Para comemorar os 50 anos recém-completos, a bailarina abriu portas de casa e acolheu as visitas que chegaram para prestigiar o espetáculo Com o tempo a teus pés.

“Acho que, no meu fazer de dança, nós temos muitas conquistas no que diz respeito às maneiras de expressão. Nós, mulheres, especialmente, não precisamos mais ser, obrigatoriamente, as princesas dos balés de repertório. Nós podemos, além de ser isso, seguir dançando, nos expressando, como mulheres comuns, de corpos diferentes, de histórias diferentes.”

O Brasil é o segundo colocado no ranking mundial em número de cirurgias plásticas, com mais de 2,2 milhões procedimentos realizados em 2018. A classificação é do mais recente estudo da Sociedade Internacional de Cirurgia Plástica Estética (Isaps, na sigla em inglês), que foi divulgado em dezembro de 2019 e mostrou novamente o País atrás apenas dos Estados Unidos.

Nesse cenário, o corpo jovem, magro e sensual é um verdadeiro “capital” na cultura brasileira.
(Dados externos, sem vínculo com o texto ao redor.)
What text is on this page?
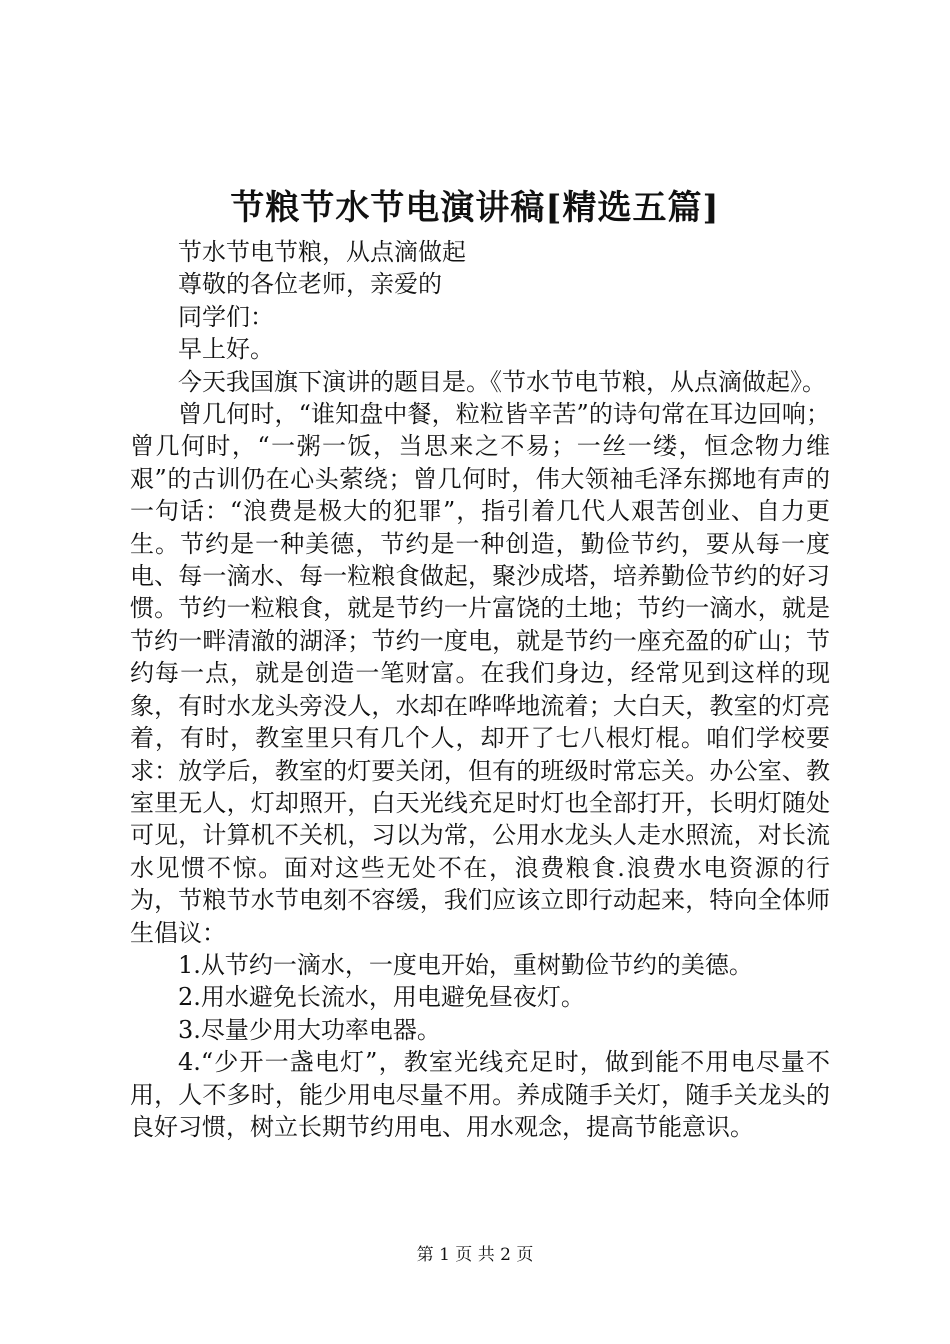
节粮节水节电演讲稿[精选五篇]

节水节电节粮，从点滴做起

尊敬的各位老师，亲爱的

同学们：

早上好。

今天我国旗下演讲的题目是。《节水节电节粮，从点滴做起》。

曾几何时，“谁知盘中餐，粒粒皆辛苦”的诗句常在耳边回响；曾几何时，“一粥一饭，当思来之不易；一丝一缕，恒念物力维艰”的古训仍在心头萦绕；曾几何时，伟大领袖毛泽东掷地有声的一句话：“浪费是极大的犯罪”，指引着几代人艰苦创业、自力更生。节约是一种美德，节约是一种创造，勤俭节约，要从每一度电、每一滴水、每一粒粮食做起，聚沙成塔，培养勤俭节约的好习惯。节约一粒粮食，就是节约一片富饶的土地；节约一滴水，就是节约一畔清澈的湖泽；节约一度电，就是节约一座充盈的矿山；节约每一点，就是创造一笔财富。在我们身边，经常见到这样的现象，有时水龙头旁没人，水却在哗哗地流着；大白天，教室的灯亮着，有时，教室里只有几个人，却开了七八根灯棍。咱们学校要求：放学后，教室的灯要关闭，但有的班级时常忘关。办公室、教室里无人，灯却照开，白天光线充足时灯也全部打开，长明灯随处可见，计算机不关机，习以为常，公用水龙头人走水照流，对长流水见惯不惊。面对这些无处不在，浪费粮食.浪费水电资源的行为，节粮节水节电刻不容缓，我们应该立即行动起来，特向全体师生倡议：

1.从节约一滴水，一度电开始，重树勤俭节约的美德。

2.用水避免长流水，用电避免昼夜灯。

3.尽量少用大功率电器。

4.“少开一盏电灯”，教室光线充足时，做到能不用电尽量不用，人不多时，能少用电尽量不用。养成随手关灯，随手关龙头的良好习惯，树立长期节约用电、用水观念，提高节能意识。

第 1 页 共 2 页
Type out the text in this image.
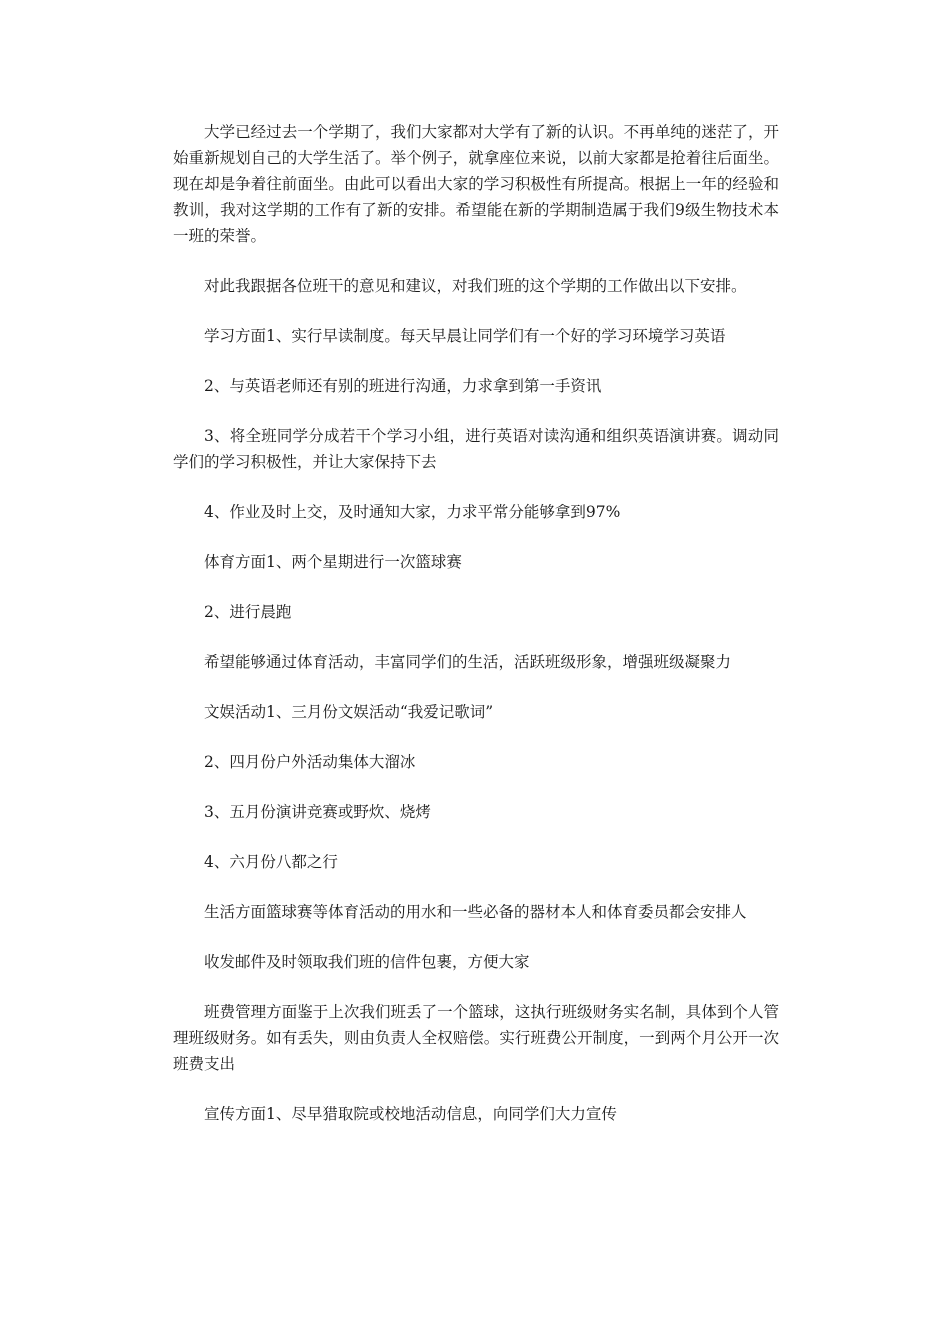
大学已经过去一个学期了，我们大家都对大学有了新的认识。不再单纯的迷茫了，开始重新规划自己的大学生活了。举个例子，就拿座位来说，以前大家都是抢着往后面坐。现在却是争着往前面坐。由此可以看出大家的学习积极性有所提高。根据上一年的经验和教训，我对这学期的工作有了新的安排。希望能在新的学期制造属于我们9级生物技术本一班的荣誉。

对此我跟据各位班干的意见和建议，对我们班的这个学期的工作做出以下安排。

学习方面1、实行早读制度。每天早晨让同学们有一个好的学习环境学习英语

2、与英语老师还有别的班进行沟通，力求拿到第一手资讯

3、将全班同学分成若干个学习小组，进行英语对读沟通和组织英语演讲赛。调动同学们的学习积极性，并让大家保持下去

4、作业及时上交，及时通知大家，力求平常分能够拿到97%

体育方面1、两个星期进行一次篮球赛

2、进行晨跑

希望能够通过体育活动，丰富同学们的生活，活跃班级形象，增强班级凝聚力

文娱活动1、三月份文娱活动“我爱记歌词”

2、四月份户外活动集体大溜冰

3、五月份演讲竞赛或野炊、烧烤

4、六月份八都之行

生活方面篮球赛等体育活动的用水和一些必备的器材本人和体育委员都会安排人

收发邮件及时领取我们班的信件包裹，方便大家

班费管理方面鉴于上次我们班丢了一个篮球，这执行班级财务实名制，具体到个人管理班级财务。如有丢失，则由负责人全权赔偿。实行班费公开制度，一到两个月公开一次班费支出

宣传方面1、尽早猎取院或校地活动信息，向同学们大力宣传
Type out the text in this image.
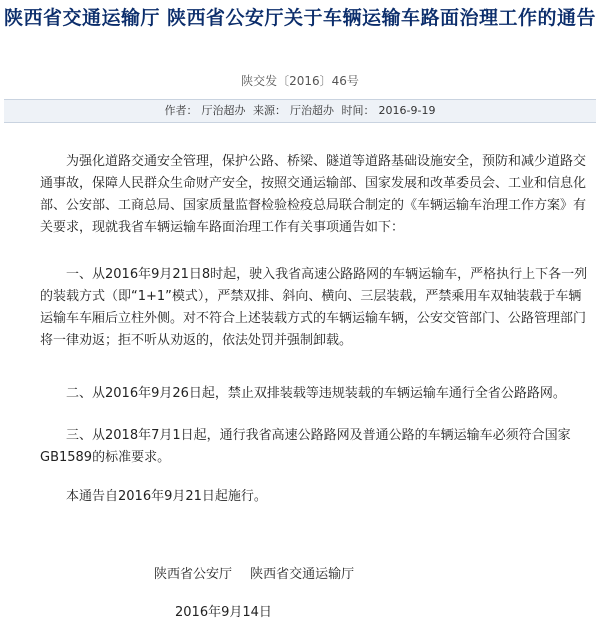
陕西省交通运输厅 陕西省公安厅关于车辆运输车路面治理工作的通告
陕交发〔2016〕46号
作者： 厅治超办 来源： 厅治超办 时间： 2016-9-19

为强化道路交通安全管理，保护公路、桥梁、隧道等道路基础设施安全，预防和减少道路交通事故，保障人民群众生命财产安全，按照交通运输部、国家发展和改革委员会、工业和信息化部、公安部、工商总局、国家质量监督检验检疫总局联合制定的《车辆运输车治理工作方案》有关要求，现就我省车辆运输车路面治理工作有关事项通告如下：

一、从2016年9月21日8时起，驶入我省高速公路路网的车辆运输车，严格执行上下各一列的装载方式（即“1+1”模式），严禁双排、斜向、横向、三层装载，严禁乘用车双轴装载于车辆运输车车厢后立柱外侧。对不符合上述装载方式的车辆运输车辆，公安交管部门、公路管理部门将一律劝返；拒不听从劝返的，依法处罚并强制卸载。

二、从2016年9月26日起，禁止双排装载等违规装载的车辆运输车通行全省公路路网。

三、从2018年7月1日起，通行我省高速公路路网及普通公路的车辆运输车必须符合国家GB1589的标准要求。

本通告自2016年9月21日起施行。

陕西省公安厅 陕西省交通运输厅
2016年9月14日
O conceito é da antropóloga Mirian Goldenberg. “As mulheres têm mais medo de perder isso, mas, ao mesmo tempo, como elas se cuidam muito mais, vão muito mais ao médico, se preocupam muito com a aparência, elas envelhecem melhor. Inclusive não só na saúde, mas na própria aparência, porque elas cuidam mais da pele, cuidam mais do dente, cuidam mais do cabelo, cuidam mais do corpo”, afirma.

Ao longo do tempo, são diversas as mudanças pelas quais o corpo passa. Os fios tornam-se brancos, as rugas surgem, os níveis de hormônio são alterados. Cada mulher lida com essas mudanças à própria maneira. Há quem decida assumir os cabelos grisalhos e quem decida pintá-los; algumas buscam procedimentos estéticos ou frequentam academia.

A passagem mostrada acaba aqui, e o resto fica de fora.